Zudem können Maklerprovisionen zu Buche schlagen, jedoch hängt auch deren Höhe vom Bundesland ab: in Berlin, Brandenburg, Hamburg, Bremen und Hessen können Immobilienkäufer nun die Hälfte der Courtage sparen, die sich bei vielen Käufen um 10.000 Euro oder mehr bewegt.
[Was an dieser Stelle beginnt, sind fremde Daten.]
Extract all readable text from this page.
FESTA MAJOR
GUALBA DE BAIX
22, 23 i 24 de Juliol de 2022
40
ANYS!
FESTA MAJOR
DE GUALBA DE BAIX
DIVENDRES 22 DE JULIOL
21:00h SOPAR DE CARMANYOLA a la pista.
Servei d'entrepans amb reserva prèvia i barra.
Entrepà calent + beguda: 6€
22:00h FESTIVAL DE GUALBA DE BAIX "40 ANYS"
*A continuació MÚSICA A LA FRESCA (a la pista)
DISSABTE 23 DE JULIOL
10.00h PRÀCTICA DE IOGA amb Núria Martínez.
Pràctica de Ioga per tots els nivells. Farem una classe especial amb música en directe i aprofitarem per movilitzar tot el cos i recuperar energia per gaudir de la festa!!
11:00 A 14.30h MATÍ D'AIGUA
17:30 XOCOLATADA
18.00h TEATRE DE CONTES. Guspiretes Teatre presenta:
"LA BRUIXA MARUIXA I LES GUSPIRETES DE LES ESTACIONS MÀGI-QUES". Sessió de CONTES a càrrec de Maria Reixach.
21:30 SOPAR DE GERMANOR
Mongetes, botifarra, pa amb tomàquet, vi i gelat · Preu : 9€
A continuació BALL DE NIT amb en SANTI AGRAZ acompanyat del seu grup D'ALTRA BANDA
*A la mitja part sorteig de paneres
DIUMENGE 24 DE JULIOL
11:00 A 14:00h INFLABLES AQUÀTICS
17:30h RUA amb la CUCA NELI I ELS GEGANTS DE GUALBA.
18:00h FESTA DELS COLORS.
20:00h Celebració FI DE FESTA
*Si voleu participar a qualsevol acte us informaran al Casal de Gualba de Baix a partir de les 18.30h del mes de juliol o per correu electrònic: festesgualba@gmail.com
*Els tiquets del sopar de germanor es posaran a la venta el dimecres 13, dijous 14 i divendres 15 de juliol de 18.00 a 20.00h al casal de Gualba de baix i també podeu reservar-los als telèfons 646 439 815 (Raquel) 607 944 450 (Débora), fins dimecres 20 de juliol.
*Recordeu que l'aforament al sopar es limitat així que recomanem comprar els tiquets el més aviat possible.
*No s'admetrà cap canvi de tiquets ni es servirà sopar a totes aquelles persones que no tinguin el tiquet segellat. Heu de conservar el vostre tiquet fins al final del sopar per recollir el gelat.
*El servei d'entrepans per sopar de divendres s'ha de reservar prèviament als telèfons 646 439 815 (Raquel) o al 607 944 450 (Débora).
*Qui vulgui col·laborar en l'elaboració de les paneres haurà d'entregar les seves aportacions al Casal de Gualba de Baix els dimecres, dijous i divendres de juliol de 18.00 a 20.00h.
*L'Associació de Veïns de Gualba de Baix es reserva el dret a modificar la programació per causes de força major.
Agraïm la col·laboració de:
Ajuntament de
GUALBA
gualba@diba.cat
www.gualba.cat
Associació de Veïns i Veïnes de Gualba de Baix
Der Grund ist eine verbraucherfreundliche Gesetzesänderung, die am 23. Dezember 2020 in Kraft getreten ist und es Interessenten leichter machen soll, Wohneigentum aufzubauen.

Zusammenfassung

Aufgrund der verstärkten Präsenz zuhause durch Kurzarbeit und Homeoffice, was für die meisten Bundesbürger seit einen Jahr pandemiebedingt zum Alltag gehört, hat sich die Tendenz bei Mietern in Richtung Kaufinteresse entwickelt: immer mehr wollen raus aus der Mietwohnung und rein ins Eigenheim, wo sie mehr Freiheit genießen. Dass dieser Trend durchaus Vorteile hat, und weshalb es günstig sein könnte, trotz der angespannten Nachfrage nach Erwerbsobjekten, gerade jetzt ein Haus zu kaufen, haben mehrere Experten aus der Immobilienbranche unlängst erklärt.